Contingent Fees Are the Key to the Courtroom

The contingent fee system is the "key to the courtroom" for thousands of Americans. It allows people who suffered an injury to bring a suit without having to have the money up front to pay their attorney. Rather than charging for legal services by the hour, an attorney agrees to accept a portion of any recovery in the case, usually one-third. If the plaintiff receives no compensation, the attorney receives nothing. Without such a system, injured people could not have their cases considered in court and would be forced to accept whatever the defendant offered in compensation.

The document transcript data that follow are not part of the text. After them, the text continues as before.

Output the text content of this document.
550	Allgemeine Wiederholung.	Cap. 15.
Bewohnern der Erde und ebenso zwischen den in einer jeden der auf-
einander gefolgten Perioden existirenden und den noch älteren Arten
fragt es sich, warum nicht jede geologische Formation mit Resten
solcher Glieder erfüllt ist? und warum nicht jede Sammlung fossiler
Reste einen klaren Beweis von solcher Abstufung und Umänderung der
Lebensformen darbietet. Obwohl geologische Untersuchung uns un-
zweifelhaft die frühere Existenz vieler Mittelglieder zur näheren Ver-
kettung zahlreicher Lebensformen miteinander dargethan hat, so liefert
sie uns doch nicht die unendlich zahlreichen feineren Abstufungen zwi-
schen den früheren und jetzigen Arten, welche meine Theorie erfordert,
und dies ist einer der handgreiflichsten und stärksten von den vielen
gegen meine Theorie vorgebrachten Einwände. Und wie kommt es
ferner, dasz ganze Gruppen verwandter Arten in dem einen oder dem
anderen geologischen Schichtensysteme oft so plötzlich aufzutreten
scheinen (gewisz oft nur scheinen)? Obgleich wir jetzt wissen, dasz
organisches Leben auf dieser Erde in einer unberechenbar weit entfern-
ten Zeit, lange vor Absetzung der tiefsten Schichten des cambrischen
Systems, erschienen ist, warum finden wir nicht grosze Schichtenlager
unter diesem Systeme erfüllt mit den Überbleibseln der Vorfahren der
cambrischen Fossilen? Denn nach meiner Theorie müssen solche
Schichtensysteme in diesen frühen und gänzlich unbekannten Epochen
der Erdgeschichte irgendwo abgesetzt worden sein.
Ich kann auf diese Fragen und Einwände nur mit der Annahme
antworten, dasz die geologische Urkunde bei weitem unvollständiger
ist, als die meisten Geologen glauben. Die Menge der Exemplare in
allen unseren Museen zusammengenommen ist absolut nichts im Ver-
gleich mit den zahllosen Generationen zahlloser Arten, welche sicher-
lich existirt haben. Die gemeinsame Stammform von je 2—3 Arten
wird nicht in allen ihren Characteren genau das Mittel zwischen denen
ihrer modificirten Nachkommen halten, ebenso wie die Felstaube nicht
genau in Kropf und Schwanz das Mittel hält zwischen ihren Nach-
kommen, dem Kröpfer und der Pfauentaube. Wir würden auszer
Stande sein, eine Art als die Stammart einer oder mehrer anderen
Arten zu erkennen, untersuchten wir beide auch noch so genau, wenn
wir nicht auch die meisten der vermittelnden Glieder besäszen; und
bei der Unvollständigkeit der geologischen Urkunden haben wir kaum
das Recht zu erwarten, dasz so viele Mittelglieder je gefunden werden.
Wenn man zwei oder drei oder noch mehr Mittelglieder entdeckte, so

Contingent fees promote efficiency and discourage frivolous lawsuits. Since attorneys bear all the financial risk if there is no recovery or if the recovery does not cover their costs, they act as gatekeepers - not accepting frivolous or unjustified lawsuits. Attorneys also strive for efficiency, since extra costs come from their bottom line, rather than the client's pocket. In contrast, hourly-fee attorneys have an incentive to draw proceedings out, to maximize their hours of billable time.

Contingent fees are comparable to hourly fees. Several recent studies have shown that, for the number of hours worked, median fees on a contingent basis are comparable to the median hourly fees of attorneys in similar cases. There is no outcry over the level of contingent fees by the clients who actually pay them. In every state, courts have the right to reduce fees that are excessive in light of the work performed, and most jurisdictions have streamlined fee-dispute processes as well. There is no need for a rigid, statutory framework.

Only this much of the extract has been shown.